Gavin Hinks, journalist

Governments got through the Covid-19 crisis by using budgetary tools that would, in normal times, undermine the ‘credibility’ of public financial management, according to one of the authors of a new report.

The conclusion comes following a report from the Public Expenditure and Financial Accountability (PEFA) programme – a body set up by the IMF, the European Commission and the World Bank alongside the governments of the UK, France, Germany, Norway and Switzerland. Global Trends in Public Financial Management Performance looks back at the performance of 77 countries during 2020, the first year of Covid-19.

Governments turned to financial management tools that might be frowned upon at any other time

The report finds many governments increased their spending well above their budgeted figures to cope with the crisis, but they also turned to financial management tools that might be frowned upon at any other time. These include supplementary budgets, reallocation of funds from one budget item to those intended for crisis response, extra budgetary funds and contingency funds.

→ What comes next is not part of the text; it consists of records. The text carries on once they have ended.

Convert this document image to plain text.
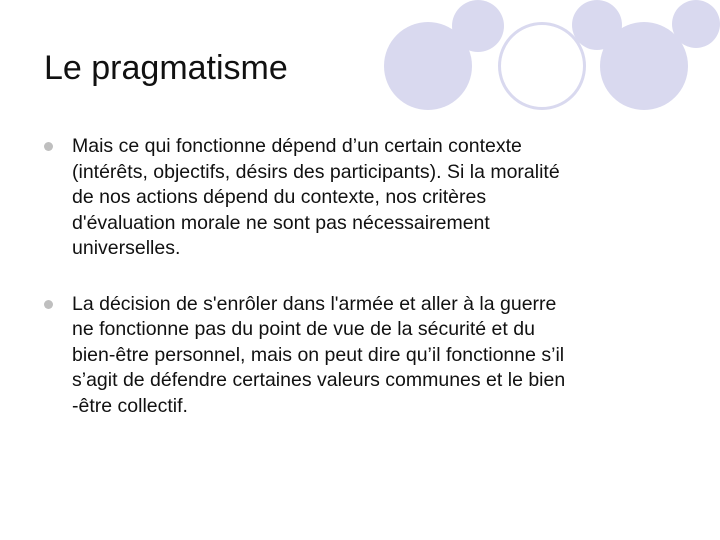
Le pragmatisme
Mais ce qui fonctionne dépend d’un certain contexte
(intérêts, objectifs, désirs des participants). Si la moralité
de nos actions dépend du contexte, nos critères
d'évaluation morale ne sont pas nécessairement
universelles.
La décision de s'enrôler dans l'armée et aller à la guerre
ne fonctionne pas du point de vue de la sécurité et du
bien-être personnel, mais on peut dire qu’il fonctionne s’il
s’agit de défendre certaines valeurs communes et le bien
-être collectif.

Reflecting on the findings, Richard Sutherland, a member of the PEFA secretariat, says: ‘These are not necessarily new tools; they’re just tools that allow for budget responsibility and often not seen as good, per se, in normal times because they erode the credibility of budgets.’

However, he adds: ‘Under these stressful times they are often the saviour of governments trying to respond to crises.’

New priorities

PEFA’s report looks at public financial management (PFM) broadly, but also specifically at what happened to budgeting during Covid. The major finding is that governments had to become more flexible in the way they handled public finances ­– hence the use of the four tools.

The average deviation from a programmed budget in 2020 was 54%, the largest in 15 years

Many countries deviated from their initial budgets for the year. The average deviation from a programmed budget in 2020 was found to be 54%, the largest in 15 years. A hefty 71% of the countries reviewed reported a budget deviation of 5% or more (the materiality level). As the PEFA report notes, Covid ‘significantly altered priorities’.

‘We understand that there are deviations,’ says Sutherland, ‘but it’s the magnitude of the deviations that was quite surprising.’ He adds: ‘We saw that the crisis had a real tangible impact on the ability of governments to maintain their planned expenses throughout the year.’

Preparation and planning

According to Sutherland, there are a number of lessons to be drawn from the examination of 2020. Those boil down to preparation and planning. Robust financial management systems were revealed to be of critical importance, as well as having mechanisms in place, before a crisis, for the ‘flexible reprioritisation’ of funds.

But, Sutherland says, there is also a need for fiscal sustainability. ‘This is especially important because governments often resort to borrowing money in the international markets to support their crisis response. But borrowing without fiscal sustainability in mind may lead to debt distress and other undesirable fiscal outcomes.’

Distribution and control

Case studies of Colombia, the Seychelles and Mongolia added to the lessons PEFA could draw from its review. The three countries diverged in some elements of their crisis response, but they also shared certain features. These included efficient distributions of funds and a reliance on robust internal controls.

Efficient distribution is built on ‘basic cash management procedures and having clear, strong rules that clarified how countries could go about dispersing cash,’ says Sutherland. Internal controls help maintain the integrity of financial management. ‘This is absolutely crucial to help maintain or minimise the misuse of funds during the crisis,’ he adds.


That chimes with another finding of PEFA’s when it looked at PFM more broadly: external audit by supreme audit bodies is one of the weakest performing areas. Alex Metcalfe, ACCA’s global head of public sector, highlights the issue as one to watch.

‘External scrutiny is very often under-resourced and, for many, their independence is in question too. For me this is such an important facet of both delivering public services and having the right oversight of the financial management system.’

‘Those who did not have budget processes in place struggled to keep track of spending’

Another area of weakness is the management of asset and liabilities, an area Metcalfe argues is often overlooked as finance managers focus on cashflow and spending. And there is good reason.

According to Metcalfe, a firesale of assets might look like an attractive short-term option, but could undermine a state’s fiscal position. Likewise, pushing out repayments on liabilities into the future might seem like a relief but could also result in additional interest rate charges

Metcalfe says assets and liabilities were important during the Covid response and will remain a priority. ‘In the end, the kind of fiscal firepower to respond to crises comes down to not just the money coming in and out but the overall position that you have in terms of public sector net worth.’

Improvements needed

Though PEFA’s review reveals the sheer scale of spending during the crisis, and may have highlighted weaknesses and strengths, Sutherland says overall it underlines the important of strong PFM.

The report reveals, he says, that for the majority of countries there was scope for improving their financial management systems. Those countries that did not have strong, robust PFM systems in place before Covid did not then develop them during the crisis.

Countries that had solid reporting mechanisms, in-year reporting, and the ability to follow up and report on resources as they were used, fared better in terms of being able to report on how Covid-related financing was appropriated and used, Sutherland observes.

‘Those who did not have those measures and budget processes in place struggled to keep track of Covid-19 spending.’